What doesn't work 1: 'There is normative force behind our commitments because they are what we favor.' Author: this doesn't answer our question, since we are asking what we think gives us reasons to do, what interests we find reason-giving for action. And surely being helpful to those in need is reason-giving. [not if we do not rationally decide on what we favor-- what if what we favor is arbitrarily defined, then repeated, then reinforced?]
What doesn't work 2: 'Our commitments make us who we are in a substantive way. To alter them is to abandon oneself, and to question them may be unintelligible.' Author: people can radically change. Offering 'I am what I am' is a cop-out since it doesn't account for the ability to rationally question the justification of what you are. Author: I am a living thing, and then I have commitments. I have reason enough to go on living, and from there to make commitments. If I abandon my commitments, I am still a living thing (the grounds for living aren't gone), so I can form new commitments. (Weird arguments going on pgs 386-387-- this part involves a supposed 'transcendental argument' made on 387 and footnoted in footnote 30. The transcendental argument goes as follows: 'since I believe that life is worth living, I have good reason to make commitments in my life.' Contrast this to: 'It is the commitments in my life that make it worth living.'
What doesn't work 3: 'There is inherent value in variety.' (Wolf?) Author: get over yourself.

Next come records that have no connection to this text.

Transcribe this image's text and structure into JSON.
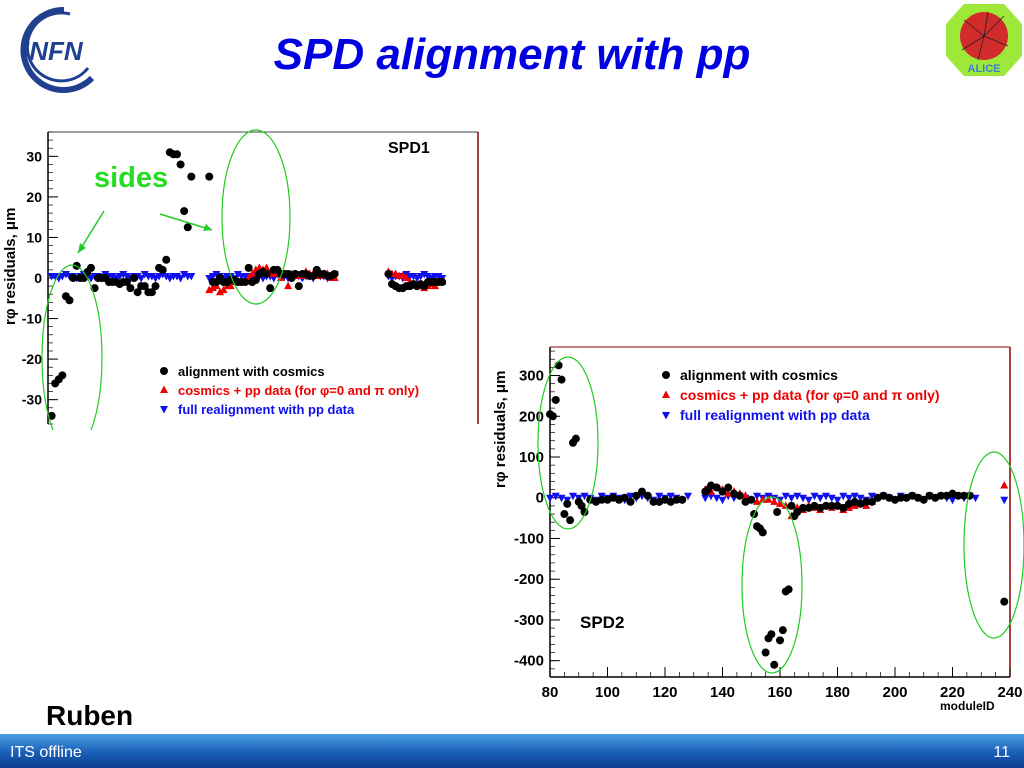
{
  "slide": {
    "title": "SPD alignment with pp",
    "logo_left_text": "INFN",
    "logo_right_text": "ALICE",
    "annotation": "sides",
    "author": "Ruben",
    "footer_left": "ITS offline",
    "page_number": "11",
    "colors": {
      "title": "#0000e0",
      "annotation": "#22dd22",
      "footer": "#1a5fb8",
      "cosmics": "#000000",
      "cosmics_pp": "#ee0000",
      "full_pp": "#1010ee"
    }
  },
  "chart_data": [
    {
      "type": "scatter",
      "label": "SPD1",
      "ylabel": "rφ residuals, μm",
      "xlabel": "",
      "ylim": [
        -36,
        36
      ],
      "xlim": [
        0,
        120
      ],
      "yticks": [
        -30,
        -20,
        -10,
        0,
        10,
        20,
        30
      ],
      "legend_position": "bottom-right",
      "legend": [
        {
          "marker": "circle",
          "label": "alignment with cosmics"
        },
        {
          "marker": "triangle-up",
          "label": "cosmics + pp data (for φ=0 and π only)"
        },
        {
          "marker": "triangle-down",
          "label": "full realignment with pp data"
        }
      ],
      "series": [
        {
          "name": "alignment with cosmics",
          "marker": "circle",
          "color": "#000000",
          "x": [
            1,
            2,
            3,
            4,
            5,
            6,
            7,
            8,
            9,
            10,
            11,
            12,
            13,
            14,
            15,
            16,
            17,
            18,
            19,
            20,
            21,
            22,
            23,
            24,
            25,
            26,
            27,
            28,
            29,
            30,
            31,
            32,
            33,
            34,
            35,
            36,
            37,
            38,
            39,
            40,
            45,
            46,
            47,
            48,
            49,
            50,
            51,
            52,
            53,
            54,
            55,
            56,
            57,
            58,
            59,
            60,
            61,
            62,
            63,
            64,
            65,
            66,
            67,
            68,
            69,
            70,
            71,
            72,
            73,
            74,
            75,
            76,
            77,
            78,
            79,
            80,
            95,
            96,
            97,
            98,
            99,
            100,
            101,
            102,
            103,
            104,
            105,
            106,
            107,
            108,
            109,
            110
          ],
          "y": [
            -34,
            -26,
            -25,
            -24,
            -4.5,
            -5.5,
            0,
            3,
            0,
            0,
            1.5,
            2.5,
            -2.5,
            0,
            0,
            0,
            -1,
            -1,
            -1,
            -1.5,
            -1,
            -1,
            -2.5,
            0,
            -3.5,
            -2,
            -2,
            -3.5,
            -3.5,
            -2,
            2.5,
            2,
            4.5,
            31,
            30.5,
            30.5,
            28,
            16.5,
            12.5,
            25,
            25,
            -1,
            -1,
            0,
            -1,
            -1,
            -0.5,
            -0.5,
            -1,
            -1,
            -1,
            2.5,
            -1,
            -0.5,
            1,
            1.5,
            1,
            -2.5,
            2,
            2,
            1,
            1,
            1,
            0,
            1,
            -2,
            1,
            1,
            0.5,
            0.5,
            2,
            1,
            1,
            0.5,
            0.5,
            1,
            1,
            -1.5,
            -2,
            -2.5,
            -2.5,
            -2,
            -2,
            -1.5,
            -2,
            -1.5,
            -2,
            -1,
            -1,
            -1,
            -1,
            -1
          ]
        },
        {
          "name": "cosmics + pp data (for φ=0 and π only)",
          "marker": "triangle-up",
          "color": "#ee0000",
          "x": [
            45,
            46,
            47,
            48,
            49,
            50,
            51,
            52,
            53,
            54,
            55,
            56,
            57,
            58,
            59,
            60,
            61,
            62,
            63,
            64,
            65,
            66,
            67,
            68,
            69,
            70,
            71,
            72,
            73,
            74,
            75,
            76,
            77,
            78,
            79,
            80,
            95,
            96,
            97,
            98,
            99,
            100,
            101,
            102,
            103,
            104,
            105,
            106,
            107,
            108,
            109,
            110
          ],
          "y": [
            -3,
            -2.5,
            -2,
            -3.5,
            -3,
            -2,
            -2,
            -1,
            -1,
            -1,
            -1,
            0,
            1,
            2,
            2.5,
            2,
            2.5,
            1,
            1,
            1,
            0,
            1,
            -2,
            1,
            1,
            0.5,
            0.5,
            1.5,
            1,
            1,
            0.5,
            0.5,
            1,
            1,
            0,
            0,
            1.5,
            1,
            1,
            0.5,
            0.5,
            0,
            -1,
            -1.5,
            -2,
            -2,
            -2.5,
            -2,
            -1.5,
            -2,
            -1,
            -1
          ]
        },
        {
          "name": "full realignment with pp data",
          "marker": "triangle-down",
          "color": "#1010ee",
          "x": [
            1,
            2,
            3,
            4,
            5,
            6,
            7,
            8,
            9,
            10,
            11,
            12,
            13,
            14,
            15,
            16,
            17,
            18,
            19,
            20,
            21,
            22,
            23,
            24,
            25,
            26,
            27,
            28,
            29,
            30,
            31,
            32,
            33,
            34,
            35,
            36,
            37,
            38,
            39,
            40,
            45,
            46,
            47,
            48,
            49,
            50,
            51,
            52,
            53,
            54,
            55,
            56,
            57,
            58,
            59,
            60,
            61,
            62,
            63,
            64,
            65,
            66,
            67,
            68,
            69,
            70,
            71,
            72,
            73,
            74,
            75,
            76,
            77,
            78,
            79,
            80,
            95,
            96,
            97,
            98,
            99,
            100,
            101,
            102,
            103,
            104,
            105,
            106,
            107,
            108,
            109,
            110
          ],
          "y": [
            0.5,
            0.5,
            0,
            0.5,
            1,
            0.5,
            0.5,
            0,
            0.5,
            1,
            0.5,
            0,
            0.5,
            0.5,
            0,
            1,
            0.5,
            0.5,
            0,
            0.5,
            1,
            0.5,
            0,
            0.5,
            0.5,
            0,
            1,
            0.5,
            0.5,
            0,
            0.5,
            1,
            0.5,
            0,
            0.5,
            0.5,
            0,
            1,
            0.5,
            0.5,
            0,
            0.5,
            1,
            0.5,
            0,
            0.5,
            0.5,
            0,
            1,
            0.5,
            0.5,
            0,
            0.5,
            1,
            0.5,
            0,
            0.5,
            0.5,
            0,
            1,
            0.5,
            0.5,
            0,
            0.5,
            1,
            0.5,
            0,
            0.5,
            0.5,
            0,
            1,
            0.5,
            0.5,
            0,
            0.5,
            1,
            0.5,
            0,
            0.5,
            0.5,
            0,
            1,
            0.5,
            0.5,
            0,
            0.5,
            1,
            0.5,
            0,
            0.5,
            0.5,
            0
          ]
        }
      ]
    },
    {
      "type": "scatter",
      "label": "SPD2",
      "ylabel": "rφ residuals, μm",
      "xlabel": "moduleID",
      "xlim": [
        80,
        240
      ],
      "ylim": [
        -440,
        370
      ],
      "xticks": [
        80,
        100,
        120,
        140,
        160,
        180,
        200,
        220,
        240
      ],
      "yticks": [
        -400,
        -300,
        -200,
        -100,
        0,
        100,
        200,
        300
      ],
      "legend_position": "top-right",
      "legend": [
        {
          "marker": "circle",
          "label": "alignment with cosmics"
        },
        {
          "marker": "triangle-up",
          "label": "cosmics + pp data (for φ=0 and π only)"
        },
        {
          "marker": "triangle-down",
          "label": "full realignment with pp data"
        }
      ],
      "series": [
        {
          "name": "alignment with cosmics",
          "marker": "circle",
          "color": "#000000",
          "x": [
            80,
            81,
            82,
            83,
            84,
            85,
            86,
            87,
            88,
            89,
            90,
            91,
            92,
            94,
            96,
            98,
            100,
            102,
            104,
            106,
            108,
            110,
            112,
            114,
            116,
            118,
            120,
            122,
            124,
            126,
            134,
            135,
            136,
            138,
            140,
            142,
            144,
            146,
            148,
            150,
            151,
            152,
            153,
            154,
            155,
            156,
            157,
            158,
            159,
            160,
            161,
            162,
            163,
            164,
            165,
            166,
            168,
            170,
            172,
            174,
            176,
            178,
            180,
            182,
            184,
            186,
            188,
            190,
            192,
            194,
            196,
            198,
            200,
            202,
            204,
            206,
            208,
            210,
            212,
            214,
            216,
            218,
            220,
            222,
            224,
            226,
            238
          ],
          "y": [
            205,
            200,
            240,
            325,
            290,
            -40,
            -15,
            -55,
            135,
            145,
            -10,
            -20,
            -35,
            -5,
            -10,
            -5,
            -5,
            0,
            -5,
            0,
            -10,
            5,
            15,
            5,
            -10,
            -10,
            -5,
            -10,
            -5,
            -5,
            15,
            20,
            30,
            25,
            15,
            25,
            10,
            5,
            -10,
            -5,
            -40,
            -70,
            -75,
            -85,
            -380,
            -345,
            -335,
            -410,
            -35,
            -350,
            -325,
            -230,
            -225,
            -20,
            -45,
            -35,
            -25,
            -25,
            -20,
            -25,
            -20,
            -20,
            -20,
            -25,
            -15,
            -10,
            -15,
            -10,
            -10,
            0,
            5,
            0,
            -5,
            0,
            0,
            5,
            0,
            -5,
            5,
            0,
            5,
            5,
            10,
            5,
            5,
            5,
            -255
          ],
          "y_note": ""
        },
        {
          "name": "cosmics + pp data (for φ=0 and π only)",
          "marker": "triangle-up",
          "color": "#ee0000",
          "x": [
            134,
            136,
            138,
            140,
            142,
            144,
            146,
            148,
            150,
            152,
            154,
            156,
            158,
            160,
            162,
            164,
            166,
            168,
            170,
            172,
            174,
            176,
            178,
            180,
            182,
            184,
            186,
            188,
            190,
            192,
            238
          ],
          "y": [
            20,
            15,
            25,
            20,
            10,
            15,
            10,
            5,
            -5,
            -10,
            -5,
            -5,
            -10,
            -15,
            -20,
            -45,
            -25,
            -30,
            -20,
            -25,
            -30,
            -20,
            -25,
            -20,
            -30,
            -25,
            -20,
            -15,
            -20,
            -10,
            30
          ]
        },
        {
          "name": "full realignment with pp data",
          "marker": "triangle-down",
          "color": "#1010ee",
          "x": [
            80,
            82,
            84,
            86,
            88,
            90,
            92,
            94,
            96,
            98,
            100,
            102,
            104,
            106,
            108,
            110,
            112,
            114,
            116,
            118,
            120,
            122,
            124,
            126,
            128,
            134,
            136,
            138,
            140,
            142,
            144,
            146,
            148,
            150,
            152,
            154,
            156,
            158,
            160,
            162,
            164,
            166,
            168,
            170,
            172,
            174,
            176,
            178,
            180,
            182,
            184,
            186,
            188,
            190,
            192,
            194,
            196,
            198,
            200,
            202,
            204,
            206,
            208,
            210,
            212,
            214,
            216,
            218,
            220,
            222,
            224,
            226,
            228,
            238
          ],
          "y": [
            0,
            5,
            0,
            -5,
            5,
            0,
            5,
            0,
            -5,
            5,
            0,
            5,
            0,
            -5,
            5,
            0,
            5,
            0,
            -5,
            5,
            0,
            5,
            0,
            -5,
            5,
            0,
            5,
            0,
            -5,
            5,
            0,
            5,
            0,
            -5,
            5,
            0,
            5,
            0,
            -5,
            5,
            0,
            5,
            0,
            -5,
            5,
            0,
            5,
            0,
            -5,
            5,
            0,
            5,
            0,
            -5,
            5,
            0,
            5,
            0,
            -5,
            5,
            0,
            5,
            0,
            -5,
            5,
            0,
            5,
            0,
            -5,
            5,
            0,
            5,
            0,
            -5
          ]
        }
      ]
    }
  ]
}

What doesn't work 4: There is no over-arching standard by which various commitments can be held up and scrutinized. Just about any commitment is ok. Author: (391) Just because there is no final, ultimate criterion doesn't give us license just to chose willy-nilly. There are reasoned choices to be made, relative weights to be measured, and some will be better than others, even though there is no final scale. Sometimes we can pick the relative merit of some commitments vs others, even if sometimes we can't. Also, the above argument now justifies evil commitments!
Author: beware the trick of our own desires. They are reason-giving, but not especially reason-giving for me just because I happen to have them. The things we rational agents need in order to start to examine our commitments is magnanimity and forgiveness (400). [This could be possibly the weirdest ending to a strong paper.]